U.S. banking regulators are working on new climate risk management guidance for large lenders, a top official said on Wednesday, in another sign of efforts to incorporate the risks posed by rising temperatures into financial rules.
Acting Comptroller of the Currency Michael Hsu said his agency was working on the guidance in collaboration with other banking regulators to help lenders navigate the physical and transition risks climate change poses to the financial system.
Climate change could upend the financial system because threats such as rising sea levels, as well as policies and carbon-neutral technologies aimed at slowing global warming, could destroy trillions of dollars of assets, risk experts say.
"Climate change poses an existential risk to society and the associated financial risks pose safety and soundness risk to banks. To safeguard trust, banks and regulators must begin to take action now," Hsu said during a speech in Washington.

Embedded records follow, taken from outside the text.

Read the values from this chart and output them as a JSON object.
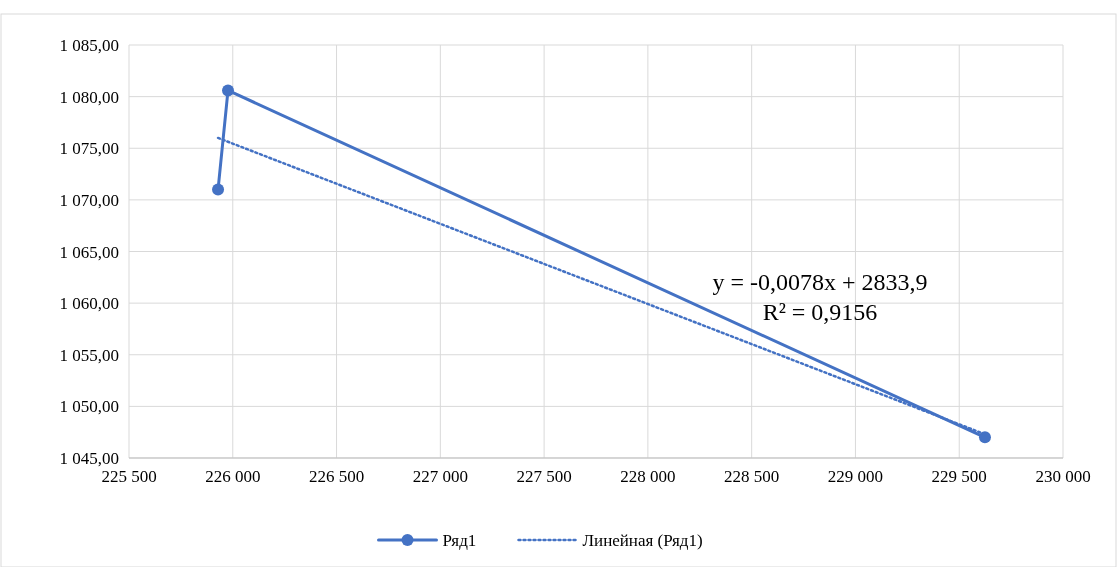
{
  "chart_data": {
    "type": "line",
    "xlim": [
      225500,
      230000
    ],
    "xticks": [
      {
        "value": 225500,
        "label": "225 500"
      },
      {
        "value": 226000,
        "label": "226 000"
      },
      {
        "value": 226500,
        "label": "226 500"
      },
      {
        "value": 227000,
        "label": "227 000"
      },
      {
        "value": 227500,
        "label": "227 500"
      },
      {
        "value": 228000,
        "label": "228 000"
      },
      {
        "value": 228500,
        "label": "228 500"
      },
      {
        "value": 229000,
        "label": "229 000"
      },
      {
        "value": 229500,
        "label": "229 500"
      },
      {
        "value": 230000,
        "label": "230 000"
      }
    ],
    "ylim": [
      1045,
      1085
    ],
    "yticks": [
      {
        "value": 1045,
        "label": "1 045,00"
      },
      {
        "value": 1050,
        "label": "1 050,00"
      },
      {
        "value": 1055,
        "label": "1 055,00"
      },
      {
        "value": 1060,
        "label": "1 060,00"
      },
      {
        "value": 1065,
        "label": "1 065,00"
      },
      {
        "value": 1070,
        "label": "1 070,00"
      },
      {
        "value": 1075,
        "label": "1 075,00"
      },
      {
        "value": 1080,
        "label": "1 080,00"
      },
      {
        "value": 1085,
        "label": "1 085,00"
      }
    ],
    "grid": true,
    "legend": "bottom",
    "series": [
      {
        "name": "Ряд1",
        "color": "#4472c4",
        "x": [
          225929,
          225977,
          229624
        ],
        "values": [
          1071.0,
          1080.6,
          1047.0
        ],
        "marker": "circle",
        "line_style": "solid"
      },
      {
        "name": "Линейная (Ряд1)",
        "color": "#4472c4",
        "x": [
          225929,
          229624
        ],
        "values": [
          1076.0,
          1047.3
        ],
        "marker": "none",
        "line_style": "dotted"
      }
    ],
    "annotations": [
      "y = -0,0078x + 2833,9",
      "R² = 0,9156"
    ]
  }
}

The Federal Reserve has asked lenders to provide information on the measures they are taking to mitigate climate change-related risks to their balance sheets, Reuters reported in May. Since then, Fed officials have said they would consider "stress-testing" banks' balance sheets against climate scenarios.
Hsu's comments are the first to suggest, however, that regulators are working on more expansive guidance which could affect a far broader set of the country's lenders and the companies they do business with. While guidance does not carry the same legal weight as a formal rule, it is often as effective and can be implemented much faster, according to lawyers.